Meet Kathy D.
“I thought I would try it out for a year or so.”
That is what Kathy Davidson says now when she reflects on starting her employment at LBSA.
That was the spring of 1979.
The first time Kathy heard the name Laura Baker was during her college years. At that time, it was still Laura Baker School. While working on her Social Work degree at Minnesota State University, Mankato, Kathy worked part time for an organization in Shakopee that provided services to individuals with developmental disabilities. Some of the staff at that facility brought their clients to Northfield to attend a music festival hosted by LBSA. She smiles recalling the reaction from her colleagues returning from LBSA. “They use real linen napkins there!”
Kathy says LBSA has always been a great company to work for. One reason she cites is the flexibility that LBSA has provided with scheduling and accommodations. “After my kids were born, I was allowed to come back part time which really made a difference.” Another reason is the importance the organization places on treating people with respect, including clients, employees and family members. “The emphasis on respect is in large part due to Sandi’s [Executive Director Sandi Gerdes] leadership.” She adds, “It’s a standard she’s expected everyone to maintain.”
During her 40+ years at LBSA, Kathy has worked in various roles, including direct support, behavior analyst and in 2012 she began her current role as Program Director of Community Services (CS). She has seen a lot of change happen at LBSA over the years. The main buildings on the Oak Street campus no longer exist and have been replaced by new and updated cottages and a new administrative building. The CS program which began in the late 1980s, has grown from operating a single home in the community to a program that maintains six houses and also provides services to individuals in their own apartments or homes.
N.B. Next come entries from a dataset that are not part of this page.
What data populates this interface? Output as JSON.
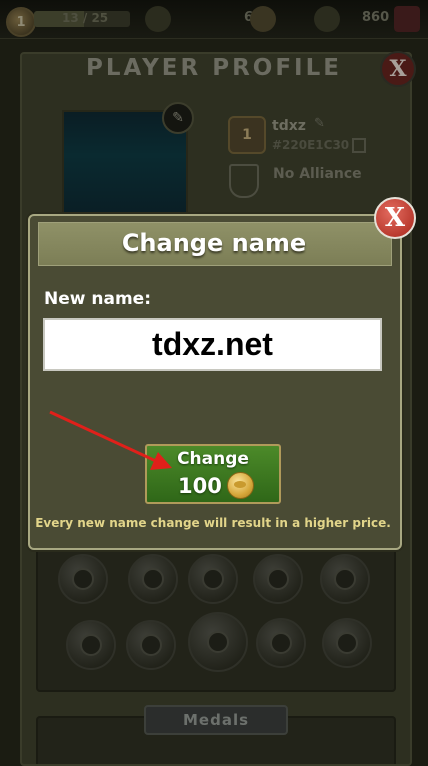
{
  "topbar": {
    "level": "1",
    "xp_text": "13 / 25",
    "xp_fraction": 0.52,
    "resource_1": "640",
    "resource_2": "860"
  },
  "profile": {
    "title": "PLAYER PROFILE",
    "player_name": "tdxz",
    "player_id": "#220E1C30",
    "rank": "1",
    "alliance": "No Alliance",
    "medals_tab": "Medals"
  },
  "dialog": {
    "title": "Change name",
    "close_label": "X",
    "new_name_label": "New name:",
    "name_value": "tdxz.net",
    "change_label": "Change",
    "price": "100",
    "warning": "Every new name change will result in a higher price."
  },
  "icons": {
    "coin": "gold-coin-icon",
    "edit": "pencil-icon",
    "copy": "copy-icon",
    "close": "close-icon"
  },
  "colors": {
    "accent_green": "#3f7c22",
    "close_red": "#c0392b",
    "warning_text": "#e2d58a",
    "annotation_arrow": "#e0201a"
  }
}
In addition to programmatic changes at LBSA, Kathy has seen some significant changes in the industry since she started. She says the types of clients that LBSA works with have changed. “We work with clients now who have more complex needs and more severe disabilities.” This includes individuals who have medical and behavioral issues that require more specialized support. Kathy says this can pose a challenge when it comes to staffing. Direct support is not an easy profession and it doesn’t pay what it should, given the amount of expertise and training required to help support clients. Kathy says that lack of funding to support direct support professionals is another significant industry change. Medicaid reimbursement rates, which LBSA relies on for operating revenue, have been frozen since 2014. In 2018, LBSA received its first reduction in Medicaid reimbursement rates. “We, as a society, need to value human lives enough to put the necessary money behind services.” She adds, “The staff here is amazing. It’s complicated work.”
Sandi Gerdes says there are many things that amaze her about Kathy. One trait that stands out most is her blend of compassion and advocacy. “Kathy often sees the good in people that others may be challenged to see,” Sandi shares. “She has a heart of gold, and she’s not afraid to stand up for what she believes in.”